MO-4 has ~788,949 people (Census Reporter), about 316,000 households. If 75% (~237,000) need service at $75/month, that runs ~$213 million/year.

Funding the Plan

We’ll pay for these initiatives by:

  • Closing the carried-interest loophole and raising the top marginal rate on incomes over $5 million—part of the “Buffett Rule,” which analysts estimate could raise about $36.7 billion per year nationwide (Wikipedia).
  • Enacting a 1 percentage-point increase in the corporate income tax rate, which could generate approximately $14 billion per year over the next decade (https://www.crfb.org/blogs/cbos-revenue-savings-options?utm_source=chatgpt.com).
  • Redirecting unused federal relief funds and unspent infrastructure monies to jump-start clinic construction and broadband build-out.

Even setting aside 0.5% of that annual revenue—roughly $250 million—would cover the yearly cost of rural health care, broadband subsidies, and infrastructure projects in Missouri’s 4th District.
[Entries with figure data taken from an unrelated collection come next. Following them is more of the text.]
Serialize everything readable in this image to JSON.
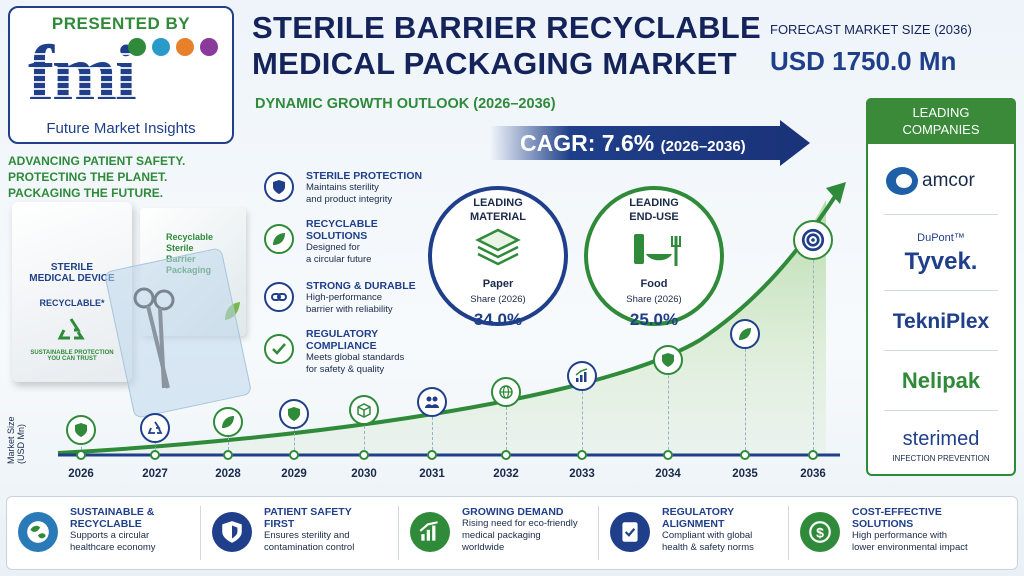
{
  "logo": {
    "presented_by": "PRESENTED BY",
    "letters": "fmi",
    "name": "Future Market Insights"
  },
  "title": {
    "line1": "STERILE BARRIER RECYCLABLE",
    "line2": "MEDICAL PACKAGING MARKET",
    "subtitle": "DYNAMIC GROWTH OUTLOOK (2026–2036)"
  },
  "forecast": {
    "label": "FORECAST MARKET SIZE (2036)",
    "value": "USD 1750.0 Mn"
  },
  "cagr": {
    "main": "CAGR: 7.6%",
    "period": "(2026–2036)"
  },
  "tagline": [
    "ADVANCING PATIENT SAFETY.",
    "PROTECTING THE PLANET.",
    "PACKAGING THE FUTURE."
  ],
  "product": {
    "pouch_line1": "STERILE",
    "pouch_line2": "MEDICAL DEVICE",
    "pouch_recyclable": "RECYCLABLE*",
    "pouch_small1": "SUSTAINABLE PROTECTION",
    "pouch_small2": "YOU CAN TRUST",
    "box_line1": "Recyclable",
    "box_line2": "Sterile",
    "box_line3": "Barrier",
    "box_line4": "Packaging"
  },
  "features": [
    {
      "title1": "STERILE PROTECTION",
      "title2": "",
      "desc1": "Maintains sterility",
      "desc2": "and product integrity",
      "icon": "shield-icon"
    },
    {
      "title1": "RECYCLABLE",
      "title2": "SOLUTIONS",
      "desc1": "Designed for",
      "desc2": "a circular future",
      "icon": "leaf-icon"
    },
    {
      "title1": "STRONG & DURABLE",
      "title2": "",
      "desc1": "High-performance",
      "desc2": "barrier with reliability",
      "icon": "link-icon"
    },
    {
      "title1": "REGULATORY",
      "title2": "COMPLIANCE",
      "desc1": "Meets global standards",
      "desc2": "for safety & quality",
      "icon": "check-icon"
    }
  ],
  "leading_material": {
    "label1": "LEADING",
    "label2": "MATERIAL",
    "name": "Paper",
    "share_label": "Share (2026)",
    "value": "34.0%",
    "color": "#1f3f8a"
  },
  "leading_enduse": {
    "label1": "LEADING",
    "label2": "END-USE",
    "name": "Food",
    "share_label": "Share (2026)",
    "value": "25.0%",
    "color": "#2f8a3a"
  },
  "companies": {
    "head1": "LEADING",
    "head2": "COMPANIES",
    "amcor": "amcor",
    "dupont": "DuPont™",
    "tyvek": "Tyvek.",
    "tekniplex": "TekniPlex",
    "nelipak": "Nelipak",
    "sterimed": "sterimed",
    "sterimed_sub": "INFECTION PREVENTION"
  },
  "timeline": {
    "axis_label1": "Market Size",
    "axis_label2": "(USD Mn)",
    "years": [
      "2026",
      "2027",
      "2028",
      "2029",
      "2030",
      "2031",
      "2032",
      "2033",
      "2034",
      "2035",
      "2036"
    ],
    "icons": [
      "shield-icon",
      "recycle-icon",
      "leaf-icon",
      "shield-icon",
      "box-icon",
      "people-icon",
      "globe-icon",
      "growth-chart-icon",
      "shield-icon",
      "leaf-icon",
      "target-icon"
    ]
  },
  "bottom": [
    {
      "title1": "SUSTAINABLE &",
      "title2": "RECYCLABLE",
      "desc1": "Supports a circular",
      "desc2": "healthcare economy",
      "icon": "globe-leaf-icon",
      "color": "#2a7ab8"
    },
    {
      "title1": "PATIENT SAFETY",
      "title2": "FIRST",
      "desc1": "Ensures sterility and",
      "desc2": "contamination control",
      "icon": "shield-icon",
      "color": "#1f3f8a"
    },
    {
      "title1": "GROWING DEMAND",
      "title2": "",
      "desc1": "Rising need for eco-friendly",
      "desc2": "medical packaging",
      "desc3": "worldwide",
      "icon": "growth-chart-icon",
      "color": "#2f8a3a"
    },
    {
      "title1": "REGULATORY",
      "title2": "ALIGNMENT",
      "desc1": "Compliant with global",
      "desc2": "health & safety norms",
      "icon": "document-check-icon",
      "color": "#1f3f8a"
    },
    {
      "title1": "COST-EFFECTIVE",
      "title2": "SOLUTIONS",
      "desc1": "High performance with",
      "desc2": "lower environmental impact",
      "icon": "dollar-cycle-icon",
      "color": "#2f8a3a"
    }
  ]
}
Rough Cost Estimate for MO-4

Initiative Quantity Unit Cost Initial Cost Annual Cost
Urgent Care Clinics 5 ~$1 million each ~$5 million Break-even in ~2 years
Mobile Clinics 10 $150K–$200K each ~$1.5 million ~$2.75 million
Broadband Subsidy 237,000 households $75/month N/A ~$213 million

All figures approximate; final costs depend on clinic size, subsidy levels, and rollout pace.

Conclusion

Rural Missouri deserved an advocate who lives here, farmed here, and raised horses here. I am one of you, and I will fight every day to:

  • Bring billions into our economy through trade-agreement legislation that opens new markets for our cash crops and livestock.
  • Cut federal income taxes on family-farm sales and create production-based property tax credits with the Family Farm Tax Relief Act.
  • Expand health care across MO-4 by funding new urgent care clinics and rotating mobile units under the Rural Health Care Expansion Act.
  • Build modern infrastructure and broadband access with the Rural Infrastructure & Connectivity Act.

Together, we kept Missouri’s heartland strong.